Per le prossime elezioni politiche i collegi di Camera e Senato sono stati ridisegnati in virtù del taglio dei parlamentari: sono tanti i big che rischiano la poltrona.
Le prossime elezioni politiche in Italia si decideranno nei collegi uninominali. Anche se ancora non è chiaro, specie nel centrosinistra, quale sarà lo scacchiere politico, gli esperti sembrerebbero essere convinti che sarà la parte maggioritaria della legge elettorale a essere determinante.
Come abbiamo imparato a conoscere già alle elezioni politiche del 2018, il Rosatellum è una legge elettorale che prevede il 61% dei parlamentari eletti con il sistema proporzionale e il 37% con quello maggioritario attraverso dei collegi uninominali. Il restante 2% è riservato al voto delle circoscrizioni Estero.
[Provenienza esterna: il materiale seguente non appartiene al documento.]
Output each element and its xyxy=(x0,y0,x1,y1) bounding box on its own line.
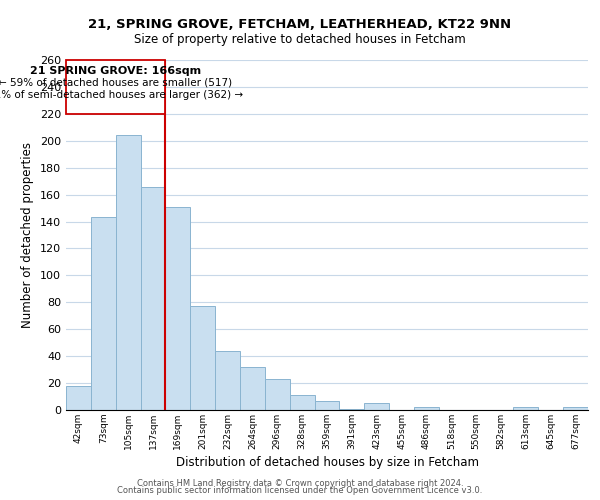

In virtù dell’entrata in vigore della riforma del taglio dei parlamentari, il prossimo 25 settembre saranno eletti 400 deputati e 200 senatori, circa un terzo in meno rispetto al passato. Una piccola “rivoluzione”che ha portato a una modifica della legge elettorale per armonizzare i collegi.
Elezioni politiche: come cambiano i collegi
La netta vittoria del Sì al referendum del 2020 sul taglio dei parlamentari, ha reso necessaria una profonda rivisitazione dei collegi previsti dalla legge Rosato, l’attuale sistema di voto in vigore meglio noto come il Rosatellum.
Per la Camera 245 deputati saranno eletti tramite 49 collegi plurinominali, mentre 147 attraverso gli altrettanti collegi uninominali. I restanti 8 seggi sono riservati alla circoscrizione Estero.
Al Senato invece saranno 26 i collegi plurinominali che andranno a eleggere in totale 122 senatori, i collegi uninominali saranno 74 con la circoscrizione Estero che potrà contare su 4 seggi.
Specie per il Senato, si tratta di collegi uninominali molto grandi con Regioni come Abruzzo, Molise, Valle d’Aosta, Umbria e Friuli Venezia Giulia, che con il maggioritario andranno a eleggere un solo senatore a testa.
Chi rischia di restare fuori
Nei collegi uninominali viene eletto il candidato capace di prendere anche un solo voto in più rispetto ai suoi avversari, mentre nella parte proporzionale della legge elettorale la soglia di sbarramento è del 3% per le liste e del 10% per le coalizioni.
Considerando i parlamentari in meno da eleggere e i mutati rapporti di forza tra i partiti che sono stati evidenziati dagli ultimi sondaggi, sono tanti i big della nostra politica che rischiano di non essere riconfermati in Parlamento.
Nel Movimento 5 Stelle se dovesse essere confermata la regola dei due mandati, nelle liste non ci potrebbe essere più posto tra i tanti anche per il presidente della Camera Roberto Fico, per il ministro Federico D’Incà, per gli ex ministri Alfonso Bonafede e Riccardo Fraccaro e per la pasionaria Paola Taverna.
In bilico anche Luigi Di Maio, che di recente è uscito dal Movimento 5 Stelle dando vita a Insieme per il Futuro: il titolare della Farnesina potrebbe rientrare se la sua lista, che dovrebbe comprendere anche altre forze centiste, dovesse superare lo scoglio del 3%.
Discorso simile anche per Matteo Renzi e la fidata Maria Elena Boschi, che difficilmente ora che hanno fondato Italia Viva potranno contare su collegi “blindati” come avvenuto alle elezioni politiche del 2018.
Aria di rinnovamento poi nel Partito Democratico e in Forza Italia. Nei dem infatti si potrebbe assistere a una “purga” dei renziani rimasti, mentre tra gli azzurri i ministri Renato Brunetta, Mariastella Gelmini e Mara Carfagna, hanno fatto le valigie vista la sconfitta nel partito della linea governista in occasione della crisi politica che ha portato alle elezioni anticipate. I tre ora dovranno cercare una nuova collocazione politica: in ballo ci sarebbero Azione e Coraggio Italia.
Il quadro però sarà più chiaro il prossimo 22 agosto, termine entro il quale dovranno essere presentate le liste dei candidati nei vari collegi: visto il poco tempo a disposizione, i prossimi giorni saranno roventi in tutti i sensi per gli onorevoli a caccia di una riconferma in Parlamento.